Tourism continues to play a key role in supporting Spanish services activity, which grew by 0.8% in the quarter. Construction also made a notable contribution, with output rising by 2.1%. Lower energy prices and easing inflation have helped sustain consumer confidence and encouraged spending.

Portugal also grew by 0.8% in the final quarter, matching its performance from the previous three months and outperforming the market forecast of 0.5%.

On a yearly basis, Portugal’s economy expanded by 1.9% in 2025. While that is slightly lower than the 2.1% recorded in 2024, it remains well above the eurozone average.

However, the composition of growth differed from that of its Iberian neighbour.

Portugal’s economy was lifted mainly by an improvement in the trade balance. A sharp drop in imports, particularly in petroleum products, helped offset weaker domestic demand and gave overall output a positive push.

Growth remains uneven across the eurozone

While Spain and Portugal outperformed, the broader picture across the eurozone remains mixed.

The currency bloc recorded quarterly growth of 0.3% in the final quarter, matching the previous quarter’s result and slightly exceeding expectations of 0.2%.

Among member states with available data, Lithuania recorded the strongest quarterly expansion, rising by 1.7%, followed by Spain and Portugal.

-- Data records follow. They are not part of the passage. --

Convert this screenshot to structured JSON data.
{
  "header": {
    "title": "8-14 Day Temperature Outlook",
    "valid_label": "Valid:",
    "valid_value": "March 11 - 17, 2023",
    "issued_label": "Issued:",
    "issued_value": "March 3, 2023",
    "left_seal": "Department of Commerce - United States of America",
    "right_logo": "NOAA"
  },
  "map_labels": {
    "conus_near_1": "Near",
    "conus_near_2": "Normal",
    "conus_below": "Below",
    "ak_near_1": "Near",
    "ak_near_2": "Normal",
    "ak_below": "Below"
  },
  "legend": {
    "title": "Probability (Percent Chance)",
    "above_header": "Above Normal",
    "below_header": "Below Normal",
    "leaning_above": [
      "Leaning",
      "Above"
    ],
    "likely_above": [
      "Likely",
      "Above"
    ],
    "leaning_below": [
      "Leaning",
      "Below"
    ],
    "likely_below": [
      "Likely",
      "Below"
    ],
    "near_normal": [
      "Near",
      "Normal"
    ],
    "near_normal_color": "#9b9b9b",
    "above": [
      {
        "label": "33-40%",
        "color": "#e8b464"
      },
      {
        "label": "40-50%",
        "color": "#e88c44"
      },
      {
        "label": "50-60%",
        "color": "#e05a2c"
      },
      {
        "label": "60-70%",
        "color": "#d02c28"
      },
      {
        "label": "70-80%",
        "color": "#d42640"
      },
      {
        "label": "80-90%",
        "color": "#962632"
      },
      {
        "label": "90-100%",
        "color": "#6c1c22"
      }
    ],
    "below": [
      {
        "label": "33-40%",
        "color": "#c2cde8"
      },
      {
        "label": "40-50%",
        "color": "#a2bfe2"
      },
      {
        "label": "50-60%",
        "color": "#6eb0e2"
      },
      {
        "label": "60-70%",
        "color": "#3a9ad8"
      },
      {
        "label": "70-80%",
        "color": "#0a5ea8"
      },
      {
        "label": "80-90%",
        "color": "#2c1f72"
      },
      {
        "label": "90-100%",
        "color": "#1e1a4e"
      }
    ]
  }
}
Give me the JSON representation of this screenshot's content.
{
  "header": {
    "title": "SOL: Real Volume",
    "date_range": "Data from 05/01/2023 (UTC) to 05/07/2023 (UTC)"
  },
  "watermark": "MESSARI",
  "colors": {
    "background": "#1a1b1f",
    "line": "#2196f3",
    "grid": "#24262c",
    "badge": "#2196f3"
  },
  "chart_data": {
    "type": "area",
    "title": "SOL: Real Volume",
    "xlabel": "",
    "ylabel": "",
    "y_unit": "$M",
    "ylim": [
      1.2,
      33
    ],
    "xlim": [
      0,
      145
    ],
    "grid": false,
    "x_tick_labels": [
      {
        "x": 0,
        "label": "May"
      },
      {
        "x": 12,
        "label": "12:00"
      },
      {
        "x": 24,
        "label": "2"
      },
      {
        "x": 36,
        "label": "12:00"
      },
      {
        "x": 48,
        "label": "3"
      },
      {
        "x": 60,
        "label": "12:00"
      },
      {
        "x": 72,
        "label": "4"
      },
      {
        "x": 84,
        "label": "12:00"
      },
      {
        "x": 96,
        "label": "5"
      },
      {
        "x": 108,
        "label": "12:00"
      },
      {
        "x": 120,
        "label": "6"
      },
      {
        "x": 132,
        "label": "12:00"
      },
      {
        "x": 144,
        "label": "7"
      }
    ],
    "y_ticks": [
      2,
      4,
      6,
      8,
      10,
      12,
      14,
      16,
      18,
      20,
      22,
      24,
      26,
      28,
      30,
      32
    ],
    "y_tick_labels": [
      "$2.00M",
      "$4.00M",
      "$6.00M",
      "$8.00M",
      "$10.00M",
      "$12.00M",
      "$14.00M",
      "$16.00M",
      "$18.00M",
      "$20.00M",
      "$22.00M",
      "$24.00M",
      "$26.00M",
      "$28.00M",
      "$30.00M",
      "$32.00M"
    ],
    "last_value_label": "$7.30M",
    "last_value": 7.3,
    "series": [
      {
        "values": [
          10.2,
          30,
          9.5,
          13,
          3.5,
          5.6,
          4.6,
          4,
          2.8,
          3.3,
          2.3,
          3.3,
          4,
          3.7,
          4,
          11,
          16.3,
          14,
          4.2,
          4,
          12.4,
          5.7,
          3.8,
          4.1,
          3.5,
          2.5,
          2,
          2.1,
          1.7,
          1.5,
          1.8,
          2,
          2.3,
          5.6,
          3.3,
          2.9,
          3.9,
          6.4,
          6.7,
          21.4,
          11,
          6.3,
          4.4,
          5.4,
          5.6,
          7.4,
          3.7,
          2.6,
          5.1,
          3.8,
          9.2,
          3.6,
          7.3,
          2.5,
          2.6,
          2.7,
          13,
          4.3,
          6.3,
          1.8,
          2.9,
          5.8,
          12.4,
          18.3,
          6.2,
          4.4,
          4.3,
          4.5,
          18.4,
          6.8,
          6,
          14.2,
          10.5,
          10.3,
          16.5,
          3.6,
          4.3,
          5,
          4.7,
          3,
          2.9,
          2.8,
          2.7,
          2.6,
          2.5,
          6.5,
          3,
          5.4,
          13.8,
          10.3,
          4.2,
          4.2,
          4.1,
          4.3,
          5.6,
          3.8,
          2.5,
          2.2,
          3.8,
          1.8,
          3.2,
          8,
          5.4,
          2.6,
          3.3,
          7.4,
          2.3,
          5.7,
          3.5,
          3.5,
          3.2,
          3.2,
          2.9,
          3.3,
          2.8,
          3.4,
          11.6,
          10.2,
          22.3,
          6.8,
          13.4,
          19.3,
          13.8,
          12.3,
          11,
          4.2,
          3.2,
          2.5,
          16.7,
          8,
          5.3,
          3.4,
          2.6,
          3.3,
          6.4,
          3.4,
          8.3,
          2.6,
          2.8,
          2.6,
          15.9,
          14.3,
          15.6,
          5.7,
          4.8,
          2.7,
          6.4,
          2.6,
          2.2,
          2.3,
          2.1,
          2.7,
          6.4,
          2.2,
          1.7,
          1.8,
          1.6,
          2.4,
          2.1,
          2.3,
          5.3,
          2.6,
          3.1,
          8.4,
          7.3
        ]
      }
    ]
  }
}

Ireland was the only country to contract by 0.6% on the quarter.

On an annual basis, the euro area economy expanded by 1.5%, up from 0.9% in 2024, but momentum is expected to soften to 1.2% in 2026, according to European Commission projections.

Among major economies, Germany grew by 0.3% quarter-on-quarter, its strongest result in three quarters, as consumer and government spending picked up.

Italy also saw a slight acceleration to 0.3%, while France posted a modest 0.2% increase, weighed down by weaker investment and inventory dynamics.

“Italian GDP growth was lower than that of Spain, in line with that of Germany, and slightly higher than that of France,” said Nicola Nobile, chief Italy economist at Oxford Economics, in a note.

“Today’s figure, although accelerating compared to the previous quarter, does not change the view of an economy growing in line with its limited potential growth rate,” he added.

The broader European Union grew by 0.3% compared to the previous quarter, matching the eurozone’s quarterly performance. On an annual basis, the EU expanded by 1.6%, slightly higher than the currency bloc.

Labour market remains a source of strength

Despite the mixed economic performance, the labour market across the eurozone continues to show signs of improvement.

The unemployment rate fell to 6.2% in December, its lowest level since early 2008. That is down from 6.3% in November and the same month a year earlier.

In the wider European Union, the jobless rate remained steady at 5.9%. Eurostat estimates that 10.8 million people were unemployed in the euro area at the end of the year, down by 61,000 from November.

Youth unemployment also declined slightly. The unemployment rate for people under 25 in the euro area dropped to 14.3% in December, down from 14.4% a month earlier.